Liquidity risk management
The responsibility for liquidity risk management rests with the Board of directors, which has an appropriate liquidity risk management framework for the management of the Company's short-, medium- and long-term funding and liquidity management requirements. The Company manages liquidity risk by maintaining adequate reserves, banking facilities by regularly monitoring forecast and actual cash flows.
Market Risk
Market risk is the risk that the fair value or future cash flows of a financial instrument will fluctuate because of changes in market prices. Market risk comprises three types of risk: currency risk, interest rate risk and other price risk such as equity price risk. The objective of market risk management is to manage and control market risk exposures within acceptable parameters, while optimizing the return. The Company is exposed to equity price risks arising from equity investments. Equity investments are held for strategic rather than trading purposes. The Company does not actively trade these investments.

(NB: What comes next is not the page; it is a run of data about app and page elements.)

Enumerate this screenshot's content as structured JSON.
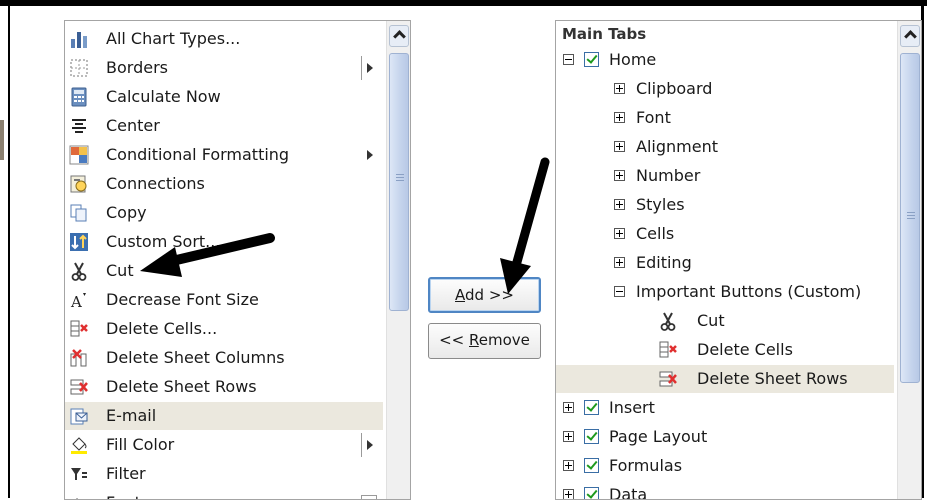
{
  "left_list": {
    "items": [
      {
        "label": "All Chart Types...",
        "icon": "chart-types-icon",
        "submenu": false
      },
      {
        "label": "Borders",
        "icon": "borders-icon",
        "submenu": true,
        "submenu_style": "separator"
      },
      {
        "label": "Calculate Now",
        "icon": "calculator-icon",
        "submenu": false
      },
      {
        "label": "Center",
        "icon": "align-center-icon",
        "submenu": false
      },
      {
        "label": "Conditional Formatting",
        "icon": "conditional-formatting-icon",
        "submenu": true
      },
      {
        "label": "Connections",
        "icon": "connections-icon",
        "submenu": false
      },
      {
        "label": "Copy",
        "icon": "copy-icon",
        "submenu": false
      },
      {
        "label": "Custom Sort...",
        "icon": "custom-sort-icon",
        "submenu": false
      },
      {
        "label": "Cut",
        "icon": "scissors-icon",
        "submenu": false
      },
      {
        "label": "Decrease Font Size",
        "icon": "decrease-font-icon",
        "submenu": false
      },
      {
        "label": "Delete Cells...",
        "icon": "delete-cells-icon",
        "submenu": false
      },
      {
        "label": "Delete Sheet Columns",
        "icon": "delete-columns-icon",
        "submenu": false
      },
      {
        "label": "Delete Sheet Rows",
        "icon": "delete-rows-icon",
        "submenu": false
      },
      {
        "label": "E-mail",
        "icon": "email-icon",
        "submenu": false,
        "selected": true
      },
      {
        "label": "Fill Color",
        "icon": "fill-color-icon",
        "submenu": true,
        "submenu_style": "separator"
      },
      {
        "label": "Filter",
        "icon": "filter-icon",
        "submenu": false
      },
      {
        "label": "Font",
        "icon": "font-icon",
        "submenu": true,
        "submenu_style": "box"
      }
    ]
  },
  "buttons": {
    "add_accel": "A",
    "add_rest": "dd >>",
    "remove_prefix": "<< ",
    "remove_accel": "R",
    "remove_rest": "emove"
  },
  "right_tree": {
    "header": "Main Tabs",
    "rows": [
      {
        "label": "Home",
        "level": 0,
        "expander": "minus",
        "checkbox": true
      },
      {
        "label": "Clipboard",
        "level": 1,
        "expander": "plus"
      },
      {
        "label": "Font",
        "level": 1,
        "expander": "plus"
      },
      {
        "label": "Alignment",
        "level": 1,
        "expander": "plus"
      },
      {
        "label": "Number",
        "level": 1,
        "expander": "plus"
      },
      {
        "label": "Styles",
        "level": 1,
        "expander": "plus"
      },
      {
        "label": "Cells",
        "level": 1,
        "expander": "plus"
      },
      {
        "label": "Editing",
        "level": 1,
        "expander": "plus"
      },
      {
        "label": "Important Buttons (Custom)",
        "level": 1,
        "expander": "minus"
      },
      {
        "label": "Cut",
        "level": 2,
        "icon": "scissors-icon"
      },
      {
        "label": "Delete Cells",
        "level": 2,
        "icon": "delete-cells-icon"
      },
      {
        "label": "Delete Sheet Rows",
        "level": 2,
        "icon": "delete-rows-icon",
        "selected": true
      },
      {
        "label": "Insert",
        "level": 0,
        "expander": "plus",
        "checkbox": true
      },
      {
        "label": "Page Layout",
        "level": 0,
        "expander": "plus",
        "checkbox": true
      },
      {
        "label": "Formulas",
        "level": 0,
        "expander": "plus",
        "checkbox": true
      },
      {
        "label": "Data",
        "level": 0,
        "expander": "plus",
        "checkbox": true
      }
    ]
  },
  "colors": {
    "selection": "#ebe8de",
    "checkbox_border": "#3a6ea5",
    "checkmark": "#1e9a1e",
    "scroll_thumb": "#c4d3ec"
  }
}
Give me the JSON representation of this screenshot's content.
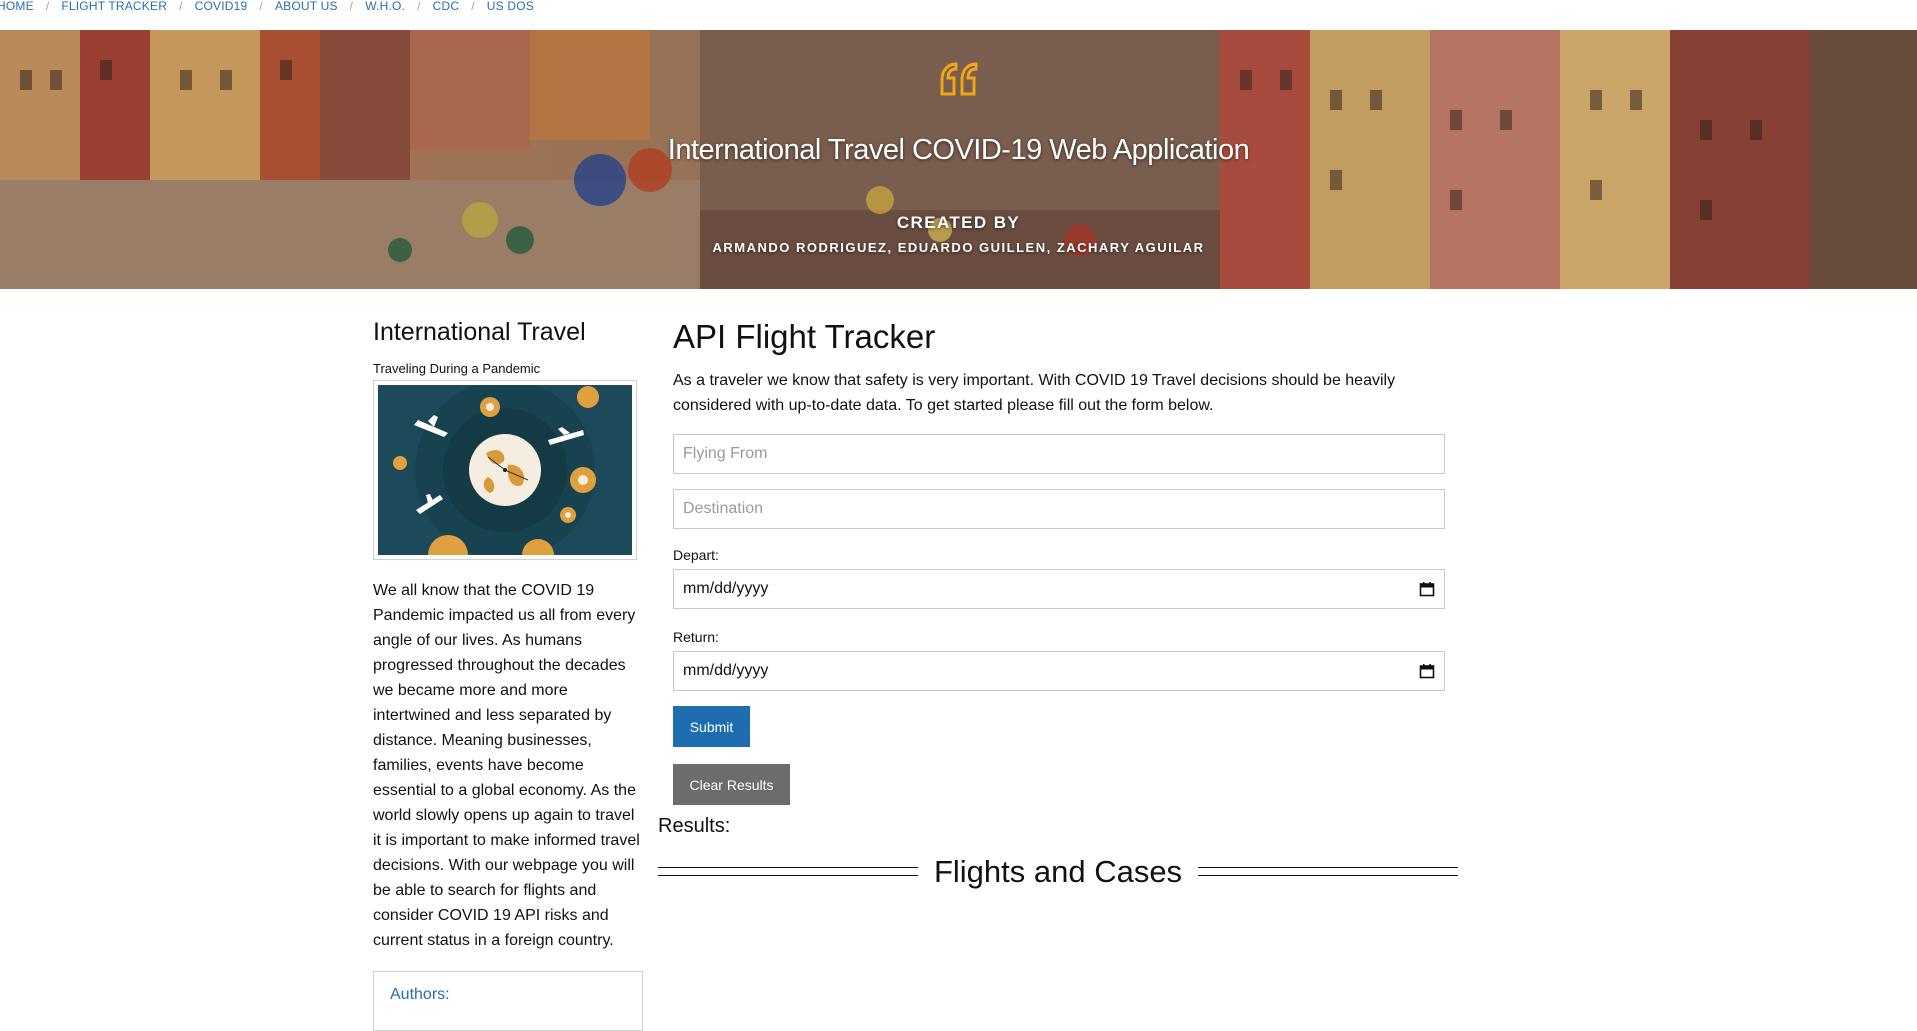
{
  "nav": {
    "items": [
      {
        "label": "HOME"
      },
      {
        "label": "FLIGHT TRACKER"
      },
      {
        "label": "COVID19"
      },
      {
        "label": "ABOUT US"
      },
      {
        "label": "W.H.O."
      },
      {
        "label": "CDC"
      },
      {
        "label": "US DOS"
      }
    ],
    "separator": "/"
  },
  "hero": {
    "quote_icon": "quote-icon",
    "title": "International Travel COVID-19 Web Application",
    "created_by": "CREATED BY",
    "authors": "ARMANDO RODRIGUEZ, EDUARDO GUILLEN, ZACHARY AGUILAR"
  },
  "sidebar": {
    "heading": "International Travel",
    "subtitle": "Traveling During a Pandemic",
    "image_icon": "globe-airplanes-virus-illustration",
    "body": "We all know that the COVID 19 Pandemic impacted us all from every angle of our lives. As humans progressed throughout the decades we became more and more intertwined and less separated by distance. Meaning businesses, families, events have become essential to a global economy. As the world slowly opens up again to travel it is important to make informed travel decisions. With our webpage you will be able to search for flights and consider COVID 19 API risks and current status in a foreign country.",
    "authors_label": "Authors:"
  },
  "main": {
    "heading": "API Flight Tracker",
    "lead": "As a traveler we know that safety is very important. With COVID 19 Travel decisions should be heavily considered with up-to-date data. To get started please fill out the form below.",
    "from_placeholder": "Flying From",
    "destination_placeholder": "Destination",
    "depart_label": "Depart:",
    "depart_value": "mm/dd/yyyy",
    "return_label": "Return:",
    "return_value": "mm/dd/yyyy",
    "submit_label": "Submit",
    "clear_label": "Clear Results",
    "results_label": "Results:",
    "section_title": "Flights and Cases"
  },
  "colors": {
    "link": "#2a6db3",
    "submit": "#1f6db1",
    "clear": "#6c6c6c",
    "quote": "#f0a818"
  }
}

26.10 The Company has presented segment information in the consolidated financial statements which are presented in the same financial report. Accordingly, in terms of Paragraph 3 of Ind AS 108 'Operating Segments', no disclosures related to segments are presented in this standalone financial statements.
26.11 Previous year's figures have been regrouped/reclassified to be comparable with currents year's classification/disclosures.